リマスタリング盤の音が良くないというとき、 大きな原因のひとつにリマスタリング時のエンジニアの聴感があります。 耳の周波数特性は同じ人でも時によって変わります。 耳そのもののマイクとしての特性はたぶん同じでしょう。 外的な要因で耳の有毛細胞が破損しているということさえなければ。 ダイナミックにガラガラ変わるのは脳の方だと思います。 脳が音声信号を補正補完する訳です。 嫌な音が聞こえなくなるのは、脳のほうでイコライジングしレベルを下げてしまうからでしょう。 嫌な音は聴きたくないから、脳の方でレベルを押さえるようになってくる訳です。 そういう難聴なら環境を変えれば直るはずです。 大都会の騒音のなかで毎日電車通勤という環境では、 脳内イコライザーが田舎の人と比べてかなり違ってしまっている、 ということは十分推測できる訳です。 そういう人がマスタリングをする場合、 その人にとってフラットに聞こえる音は、同じような環境の人にしかフラットにきこえません。 マスタリングする時に耳が疲れていることもあるでしょう。 朝するのか、夜するのか。 スタジオが閑静な郊外にあったとしても、そこへいきなり都会からエンジニアがやってきても駄目なのです。 そこで安静な生活を送り、脳内イコライザーをリセットする時間をとる必要があるでしょう。 だから音響機器や楽器を造る人は、都会の騒音の中で生活していては駄目なのです。 日本のオーディオが駄目な大きな理由のひとつにこの問題があります。

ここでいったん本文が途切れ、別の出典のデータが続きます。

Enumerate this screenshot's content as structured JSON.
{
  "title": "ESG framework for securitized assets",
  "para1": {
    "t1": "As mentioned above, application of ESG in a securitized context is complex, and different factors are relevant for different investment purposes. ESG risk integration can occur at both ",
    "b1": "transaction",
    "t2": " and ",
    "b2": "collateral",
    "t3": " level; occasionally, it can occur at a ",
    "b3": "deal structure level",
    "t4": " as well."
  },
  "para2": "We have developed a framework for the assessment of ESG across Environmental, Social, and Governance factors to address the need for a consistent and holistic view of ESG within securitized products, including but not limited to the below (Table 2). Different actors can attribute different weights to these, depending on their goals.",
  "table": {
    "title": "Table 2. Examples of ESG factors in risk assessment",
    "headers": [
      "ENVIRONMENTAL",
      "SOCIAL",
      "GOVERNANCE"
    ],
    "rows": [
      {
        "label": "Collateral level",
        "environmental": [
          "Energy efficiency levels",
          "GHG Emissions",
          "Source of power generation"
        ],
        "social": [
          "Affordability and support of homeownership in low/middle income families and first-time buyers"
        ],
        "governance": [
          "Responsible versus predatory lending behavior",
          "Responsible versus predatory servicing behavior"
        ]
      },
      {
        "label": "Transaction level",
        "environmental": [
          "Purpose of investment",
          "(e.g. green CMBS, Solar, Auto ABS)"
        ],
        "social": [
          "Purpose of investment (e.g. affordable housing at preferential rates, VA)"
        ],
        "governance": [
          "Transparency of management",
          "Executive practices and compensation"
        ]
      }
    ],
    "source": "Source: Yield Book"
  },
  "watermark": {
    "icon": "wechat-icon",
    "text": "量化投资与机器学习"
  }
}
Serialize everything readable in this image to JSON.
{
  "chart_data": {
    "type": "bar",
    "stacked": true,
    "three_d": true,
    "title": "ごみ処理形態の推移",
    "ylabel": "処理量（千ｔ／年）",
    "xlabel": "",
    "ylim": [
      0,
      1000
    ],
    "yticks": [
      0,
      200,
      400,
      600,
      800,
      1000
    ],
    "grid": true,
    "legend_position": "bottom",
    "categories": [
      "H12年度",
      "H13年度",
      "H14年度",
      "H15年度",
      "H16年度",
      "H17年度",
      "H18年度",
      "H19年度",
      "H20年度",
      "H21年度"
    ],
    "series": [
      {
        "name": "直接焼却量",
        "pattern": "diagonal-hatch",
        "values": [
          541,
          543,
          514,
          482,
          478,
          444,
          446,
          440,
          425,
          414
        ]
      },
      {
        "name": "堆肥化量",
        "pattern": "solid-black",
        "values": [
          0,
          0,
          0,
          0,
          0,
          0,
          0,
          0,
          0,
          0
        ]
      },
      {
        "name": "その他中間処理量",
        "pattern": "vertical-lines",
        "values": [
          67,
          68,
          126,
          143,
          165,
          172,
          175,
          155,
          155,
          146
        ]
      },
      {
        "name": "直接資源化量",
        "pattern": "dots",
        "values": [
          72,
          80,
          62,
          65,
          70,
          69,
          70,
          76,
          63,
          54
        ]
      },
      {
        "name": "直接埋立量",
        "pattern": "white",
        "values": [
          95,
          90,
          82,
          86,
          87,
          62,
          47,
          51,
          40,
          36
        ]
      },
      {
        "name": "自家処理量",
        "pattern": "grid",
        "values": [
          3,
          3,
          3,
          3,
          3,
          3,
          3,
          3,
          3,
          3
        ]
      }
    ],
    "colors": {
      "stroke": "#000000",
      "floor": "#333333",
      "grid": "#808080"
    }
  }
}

ドライバーホーン派や自作バックロードホーン派や英国ATC派のオーディオマニアの出す音が、 普通の人にとって、カンカンで聴くに耐えないというのも同じ理由です。 たぶんホーン派は、それは作りがわるいからで、ちゃんとしたホーンはカンカンしない、と反論するでしょう。 しかし、カンカンするホーンを一日聴いていればカンカンしなくなってくるのです。これは私も体験済みの事実です。 これは何を意味するのか。ホーンのエージングが進み癖がなくなってきた、と考えがちですが、事実はそうではないかもしれません。自分の耳のほうが変化する可能性を考えたことがあるでしょうか。 あの音はオーナーにはフラットに聞こえているはずです。 しかし自分たちの脳内イコライザーがたいへんなことになっていることに気づいていません。 だから、こうしたホーン派が普通のオーディオを聴くと、よく聞こえない、物足りないということになるわけです。 食事で言えば、塩分のきつい食事を毎日とっていれば、普通の食事では味が無いと思ってしまうのと同じです。 だから、ホーン好きの大音量派オーディオ評論家が音質についてなにを書こうが、 あまり意味はないということになるわけです。

オーディオのいわゆる高級ドンシャリな音ばかり聴いていると脳内イコライザーがそれに対応してきます。 その状態でコンサートにいくと、たいていナローレンジに聞こえます。 コンサートの終わりころにはフラットに聞こえてきます。 この現象にはいくつも原因があるでしょう。 原因として、 録音は空中の一番いいポイントにマイクを置いて録っているから座席の音とは最初から違う、 ということも大きいのですが、 脳内イコライザーが変わっていくこと、 楽器の鳴りが変わっていくこと、 ホールの壁の振動モードが変わっていくこと、 などもあるでしょう。 脳内イコライザーもかなり大きな原因ではないかと思っています。